Le groupe était ainsi placé, lorsqu’après un silence de deux ou trois minutes, qu’il employa à savourer lentement une coupe de vin afin de pouvoir faire son offre avec la dignité convenable, l’abbé commença en ces termes :

« Mon fils, nous, votre supérieur légitime, et, par la grâce de Dieu, abbé de la communauté de Sainte-Marie, avons été instruit de tous vos utiles talents, spécialement de votre habileté pour la chasse, et de votre savoir parfait pour frapper le gibier en vrai chasseur, et comme un garde doit le faire, sans abuser de ce précieux don du ciel en abîmant les chairs, ainsi que trop souvent il arrive à des serviteurs insouciants… »

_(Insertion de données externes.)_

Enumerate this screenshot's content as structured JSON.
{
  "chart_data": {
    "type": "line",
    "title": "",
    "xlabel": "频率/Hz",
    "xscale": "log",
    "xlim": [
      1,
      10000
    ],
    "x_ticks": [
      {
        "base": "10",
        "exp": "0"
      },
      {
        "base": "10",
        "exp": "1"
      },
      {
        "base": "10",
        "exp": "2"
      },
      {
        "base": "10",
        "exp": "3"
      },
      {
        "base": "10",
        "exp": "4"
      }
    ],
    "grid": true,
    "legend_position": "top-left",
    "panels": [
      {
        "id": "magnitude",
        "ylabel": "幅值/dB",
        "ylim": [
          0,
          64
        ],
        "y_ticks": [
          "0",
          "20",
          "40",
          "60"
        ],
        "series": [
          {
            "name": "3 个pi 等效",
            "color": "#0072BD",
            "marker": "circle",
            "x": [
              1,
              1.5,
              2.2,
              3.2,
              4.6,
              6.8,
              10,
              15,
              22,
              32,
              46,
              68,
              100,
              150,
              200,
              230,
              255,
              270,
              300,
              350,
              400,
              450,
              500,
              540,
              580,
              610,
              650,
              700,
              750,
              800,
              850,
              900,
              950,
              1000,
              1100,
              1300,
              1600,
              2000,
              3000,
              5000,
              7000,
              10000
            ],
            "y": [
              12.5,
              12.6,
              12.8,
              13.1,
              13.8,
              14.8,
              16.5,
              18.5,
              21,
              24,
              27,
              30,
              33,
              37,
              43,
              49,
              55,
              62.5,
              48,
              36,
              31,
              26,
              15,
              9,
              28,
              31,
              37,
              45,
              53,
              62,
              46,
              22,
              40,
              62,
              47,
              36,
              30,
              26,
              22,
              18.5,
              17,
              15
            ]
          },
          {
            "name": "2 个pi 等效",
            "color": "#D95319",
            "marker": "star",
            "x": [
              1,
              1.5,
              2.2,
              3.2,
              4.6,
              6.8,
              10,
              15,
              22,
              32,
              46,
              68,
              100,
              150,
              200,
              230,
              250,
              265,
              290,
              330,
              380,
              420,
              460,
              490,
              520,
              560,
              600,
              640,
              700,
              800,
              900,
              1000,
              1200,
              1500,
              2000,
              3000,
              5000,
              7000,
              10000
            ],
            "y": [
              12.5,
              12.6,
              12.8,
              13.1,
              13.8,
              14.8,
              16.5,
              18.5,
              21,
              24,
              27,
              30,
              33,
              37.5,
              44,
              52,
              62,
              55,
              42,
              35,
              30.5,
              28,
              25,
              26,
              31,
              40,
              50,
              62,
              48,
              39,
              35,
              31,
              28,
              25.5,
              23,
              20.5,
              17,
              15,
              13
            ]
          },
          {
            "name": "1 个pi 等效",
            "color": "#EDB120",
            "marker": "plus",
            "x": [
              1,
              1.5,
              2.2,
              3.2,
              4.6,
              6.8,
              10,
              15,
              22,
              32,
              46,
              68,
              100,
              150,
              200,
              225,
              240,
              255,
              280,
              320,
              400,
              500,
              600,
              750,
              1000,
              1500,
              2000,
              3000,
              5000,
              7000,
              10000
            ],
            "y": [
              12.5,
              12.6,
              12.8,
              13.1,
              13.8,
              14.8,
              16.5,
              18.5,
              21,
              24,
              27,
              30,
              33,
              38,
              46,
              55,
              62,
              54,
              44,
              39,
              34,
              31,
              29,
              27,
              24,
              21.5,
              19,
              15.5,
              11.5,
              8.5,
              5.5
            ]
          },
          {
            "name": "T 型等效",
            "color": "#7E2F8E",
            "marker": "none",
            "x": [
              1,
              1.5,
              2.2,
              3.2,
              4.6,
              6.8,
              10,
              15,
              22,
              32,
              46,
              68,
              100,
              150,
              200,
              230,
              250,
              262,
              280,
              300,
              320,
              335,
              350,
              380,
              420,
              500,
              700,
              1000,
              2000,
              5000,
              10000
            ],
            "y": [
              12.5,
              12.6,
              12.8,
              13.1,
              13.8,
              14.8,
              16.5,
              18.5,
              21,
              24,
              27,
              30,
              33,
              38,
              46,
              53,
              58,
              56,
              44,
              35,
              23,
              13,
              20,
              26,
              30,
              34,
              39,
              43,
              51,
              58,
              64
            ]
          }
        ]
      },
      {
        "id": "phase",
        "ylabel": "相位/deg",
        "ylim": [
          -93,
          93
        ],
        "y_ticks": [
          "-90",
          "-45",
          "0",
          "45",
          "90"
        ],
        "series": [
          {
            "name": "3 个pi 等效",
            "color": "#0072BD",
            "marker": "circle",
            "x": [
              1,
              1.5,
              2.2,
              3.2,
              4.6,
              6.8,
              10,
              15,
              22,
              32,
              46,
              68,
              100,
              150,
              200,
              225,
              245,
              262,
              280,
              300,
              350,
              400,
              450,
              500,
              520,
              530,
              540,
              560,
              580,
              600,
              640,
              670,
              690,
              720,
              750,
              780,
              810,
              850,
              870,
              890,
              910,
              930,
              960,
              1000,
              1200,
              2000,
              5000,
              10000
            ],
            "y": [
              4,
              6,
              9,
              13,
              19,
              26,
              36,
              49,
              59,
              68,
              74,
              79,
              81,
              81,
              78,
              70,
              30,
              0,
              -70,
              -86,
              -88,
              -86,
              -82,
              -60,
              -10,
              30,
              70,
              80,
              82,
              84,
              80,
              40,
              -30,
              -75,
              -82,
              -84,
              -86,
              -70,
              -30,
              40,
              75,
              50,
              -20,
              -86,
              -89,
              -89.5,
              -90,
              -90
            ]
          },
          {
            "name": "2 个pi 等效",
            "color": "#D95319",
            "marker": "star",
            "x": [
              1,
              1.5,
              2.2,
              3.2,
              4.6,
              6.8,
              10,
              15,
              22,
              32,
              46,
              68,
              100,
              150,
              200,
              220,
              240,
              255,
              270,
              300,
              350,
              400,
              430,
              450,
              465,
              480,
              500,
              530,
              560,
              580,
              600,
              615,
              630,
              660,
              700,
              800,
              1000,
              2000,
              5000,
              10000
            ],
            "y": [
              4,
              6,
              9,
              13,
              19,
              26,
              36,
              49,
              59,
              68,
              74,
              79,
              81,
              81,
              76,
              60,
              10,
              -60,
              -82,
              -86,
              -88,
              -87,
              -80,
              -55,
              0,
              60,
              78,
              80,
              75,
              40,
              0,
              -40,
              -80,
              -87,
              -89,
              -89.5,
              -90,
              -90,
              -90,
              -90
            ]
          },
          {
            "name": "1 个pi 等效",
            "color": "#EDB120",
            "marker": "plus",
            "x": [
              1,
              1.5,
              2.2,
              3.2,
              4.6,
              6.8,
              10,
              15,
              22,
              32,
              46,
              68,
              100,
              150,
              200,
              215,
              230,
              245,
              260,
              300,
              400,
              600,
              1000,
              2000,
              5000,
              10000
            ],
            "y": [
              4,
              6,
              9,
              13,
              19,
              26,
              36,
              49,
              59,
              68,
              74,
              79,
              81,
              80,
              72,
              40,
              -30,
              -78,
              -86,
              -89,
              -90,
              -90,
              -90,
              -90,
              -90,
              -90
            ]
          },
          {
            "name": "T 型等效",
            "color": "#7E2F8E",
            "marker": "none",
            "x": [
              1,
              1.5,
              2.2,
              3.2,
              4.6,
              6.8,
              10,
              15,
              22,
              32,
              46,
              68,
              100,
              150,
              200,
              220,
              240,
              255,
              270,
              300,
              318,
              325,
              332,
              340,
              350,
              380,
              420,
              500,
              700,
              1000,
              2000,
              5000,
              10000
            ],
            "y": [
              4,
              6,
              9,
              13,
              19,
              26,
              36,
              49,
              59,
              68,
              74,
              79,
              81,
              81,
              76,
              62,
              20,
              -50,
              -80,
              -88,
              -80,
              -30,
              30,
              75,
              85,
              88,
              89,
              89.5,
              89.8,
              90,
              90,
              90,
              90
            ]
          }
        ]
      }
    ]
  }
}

En cet endroit il s’arrêta ; mais voyant que Glendinning ne répliquait à son compliment que par un salut, il poursuivit : « Mon fils, nous louons votre modestie ; néanmoins nous voulons que vous vous expliquiez librement touchant ce que nous avons prémédité pour votre avancement : c’est de vous conférer la charge de garde de nos chasses et forêts tant pour les terres qui nous appartiennent par droit exclusif et perpétuel de propriété, que pour les privilèges à nous concédés sur d’autres domaines par des rois pieux et charitables, dont les âmes jouissent maintenant de tout le bien qu’ils ont fait à l’Église. Agenouille-toi, mon fils, que nous puissions, de notre propre main et sans perdre de temps, te revêtir de cette charge.